Sancho: Mystery Year
Seed Records

On Mystery Year, dusty out-of-tune pianos, folk guitars, toy harps, found sounds, and the whirrs and clicks of broken hardware come together to form Sancho's rickety analogue mix of Lilliputian electro-folk miniatures. Using fragments tangentially associative with electronica, krautrock, and folk, Sancho assembles the album's 13 pieces into evocative, loosely-structured atmospheres. The group's sound is likely a work-in-progress, though, as the album was initiated by Paul Hanford in his Dorset countryside bedroom before it expanded into what's now a 9-piece collective of players (including core members of Betika and live contributions from the Paper Cinema visual team), some appearing on the album and some later.
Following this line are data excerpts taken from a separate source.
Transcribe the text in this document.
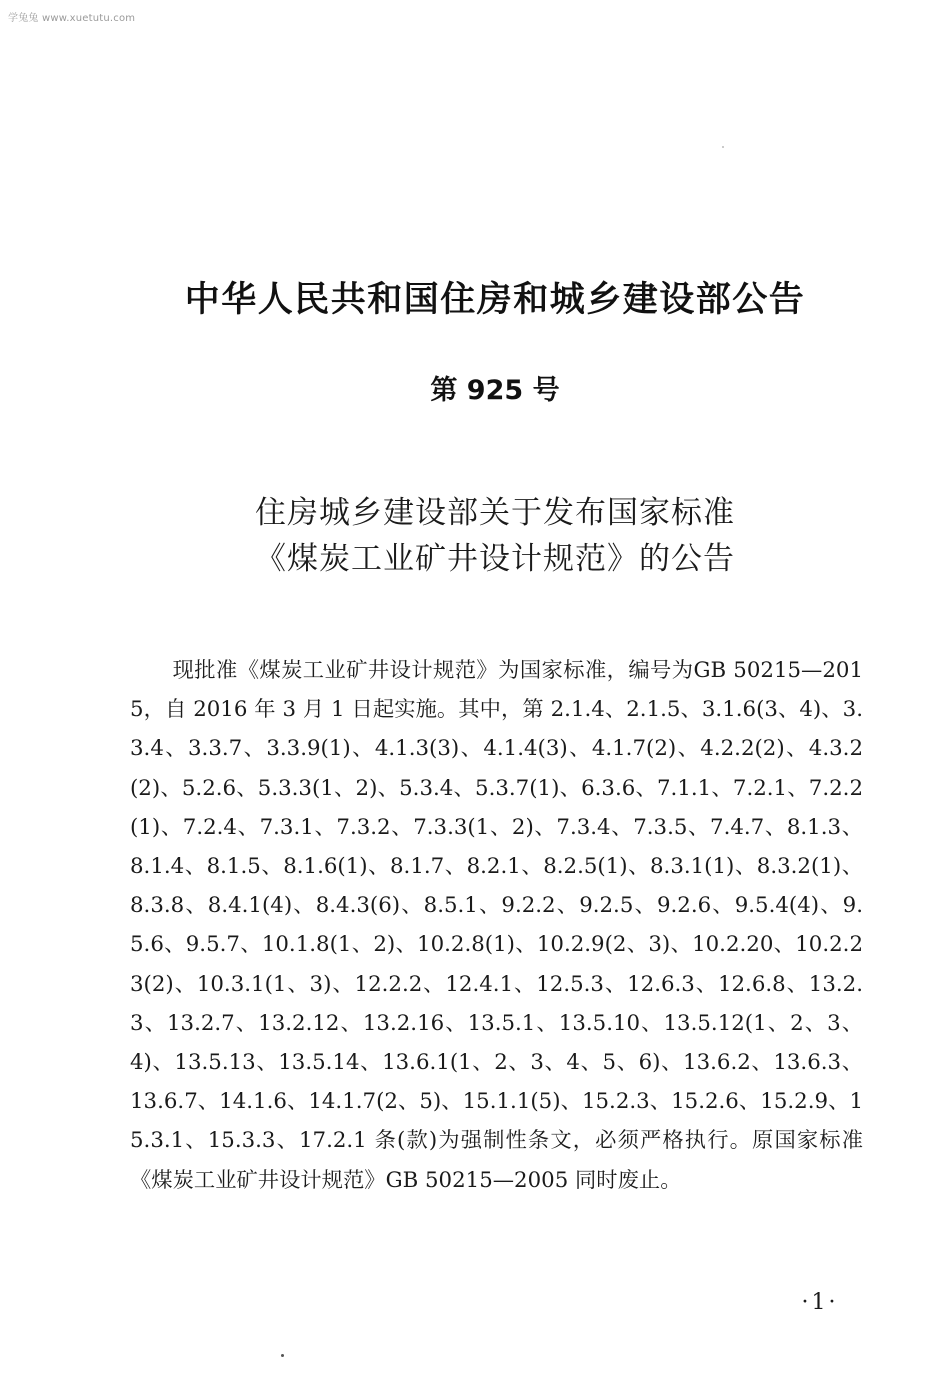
学兔兔 www.xuetutu.com
中华人民共和国住房和城乡建设部公告
第 925 号
住房城乡建设部关于发布国家标准
《煤炭工业矿井设计规范》的公告
现批准《煤炭工业矿井设计规范》为国家标准，编号为GB 50215—2015，自 2016 年 3 月 1 日起实施。其中，第 2.1.4、2.1.5、3.1.6(3、4)、3.3.4、3.3.7、3.3.9(1)、4.1.3(3)、4.1.4(3)、4.1.7(2)、4.2.2(2)、4.3.2(2)、5.2.6、5.3.3(1、2)、5.3.4、5.3.7(1)、6.3.6、7.1.1、7.2.1、7.2.2(1)、7.2.4、7.3.1、7.3.2、7.3.3(1、2)、7.3.4、7.3.5、7.4.7、8.1.3、8.1.4、8.1.5、8.1.6(1)、8.1.7、8.2.1、8.2.5(1)、8.3.1(1)、8.3.2(1)、8.3.8、8.4.1(4)、8.4.3(6)、8.5.1、9.2.2、9.2.5、9.2.6、9.5.4(4)、9.5.6、9.5.7、10.1.8(1、2)、10.2.8(1)、10.2.9(2、3)、10.2.20、10.2.23(2)、10.3.1(1、3)、12.2.2、12.4.1、12.5.3、12.6.3、12.6.8、13.2.3、13.2.7、13.2.12、13.2.16、13.5.1、13.5.10、13.5.12(1、2、3、4)、13.5.13、13.5.14、13.6.1(1、2、3、4、5、6)、13.6.2、13.6.3、13.6.7、14.1.6、14.1.7(2、5)、15.1.1(5)、15.2.3、15.2.6、15.2.9、15.3.1、15.3.3、17.2.1 条(款)为强制性条文，必须严格执行。原国家标准《煤炭工业矿井设计规范》GB 50215—2005 同时废止。
·1·
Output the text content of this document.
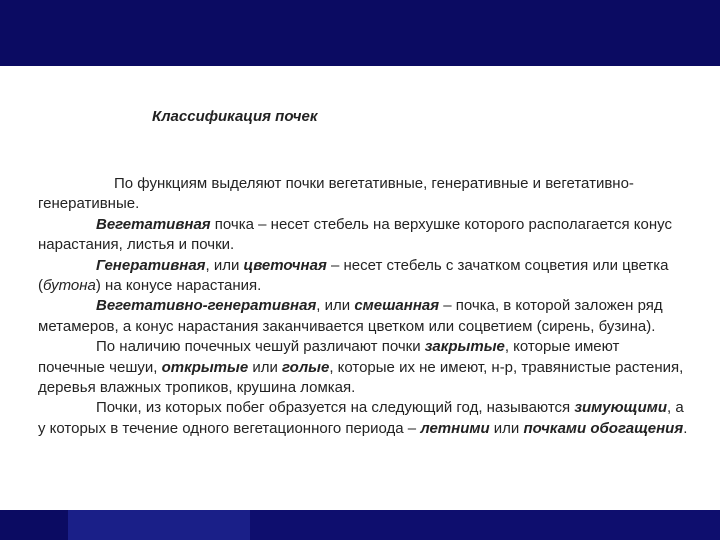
Классификация почек

По функциям выделяют почки вегетативные, генеративные и вегетативно-генеративные.

Вегетативная почка – несет стебель на верхушке которого располагается конус нарастания, листья и почки.

Генеративная, или цветочная – несет стебель с зачатком соцветия или цветка (бутона) на конусе нарастания.

Вегетативно-генеративная, или смешанная – почка, в которой заложен ряд метамеров, а конус нарастания заканчивается цветком или соцветием (сирень, бузина).

По наличию почечных чешуй различают почки закрытые, которые имеют почечные чешуи, открытые или голые, которые их не имеют, н-р, травянистые растения, деревья влажных тропиков, крушина ломкая.

Почки, из которых побег образуется на следующий год, называются зимующими, а у которых в течение одного вегетационного периода – летними или почками обогащения.
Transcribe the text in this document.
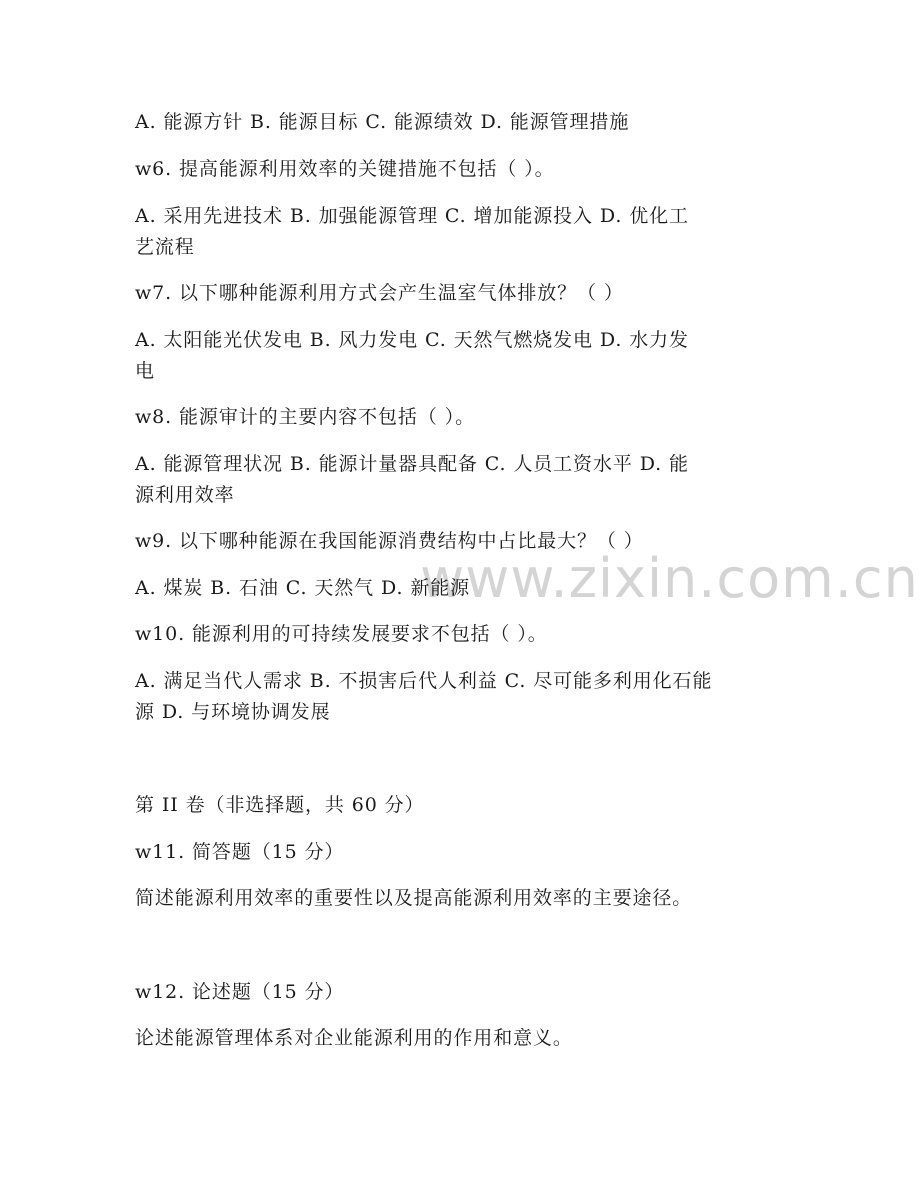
www.zixin.com.cn
A. 能源方针 B. 能源目标 C. 能源绩效 D. 能源管理措施
w6. 提高能源利用效率的关键措施不包括（ ）。
A. 采用先进技术 B. 加强能源管理 C. 增加能源投入 D. 优化工
艺流程
w7. 以下哪种能源利用方式会产生温室气体排放？（ ）
A. 太阳能光伏发电 B. 风力发电 C. 天然气燃烧发电 D. 水力发
电
w8. 能源审计的主要内容不包括（ ）。
A. 能源管理状况 B. 能源计量器具配备 C. 人员工资水平 D. 能
源利用效率
w9. 以下哪种能源在我国能源消费结构中占比最大？（ ）
A. 煤炭 B. 石油 C. 天然气 D. 新能源
w10. 能源利用的可持续发展要求不包括（ ）。
A. 满足当代人需求 B. 不损害后代人利益 C. 尽可能多利用化石能
源 D. 与环境协调发展
第 II 卷（非选择题，共 60 分）
w11. 简答题（15 分）
简述能源利用效率的重要性以及提高能源利用效率的主要途径。
w12. 论述题（15 分）
论述能源管理体系对企业能源利用的作用和意义。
The junkyard waltz opener, “We've Missed You,” immediately declares that Sancho's disc will be an unusual creature, especially when its chorus of warbling voices sees-saws over a base of glockenspiels and the mournful cry of a rustic viola. A crackle-smothered accordion loop and wordless vocal chorus in “Nobodies” recalls Dictaphone's similarly cinematic style, while “Self (opened) Self” is the sound of a midway music cart tumbling down a hill, as pianos, drums, flutes, and strings collided in fits and starts while drums clatter. Female vocals add contrast to the ‘60s Euro-flavoured, folk-ballad “I'm On Your Side” and an otherwise unusual mix of grasshopper synths, pianos, and guitar in “Spare Rooms.” Sometimes reflective in feel, at other times propulsive (“(There's A) Ghost In The Window” and, driven by electric guitar and thrashing drums, the album's most energized piece “20 Messages”), Mystery Year is less songs than meandering drone, post-rock, and melancholic ballad settings, the kind of album where a zither or bouzouki is just as likely to appear as a melodica or glockenspiel.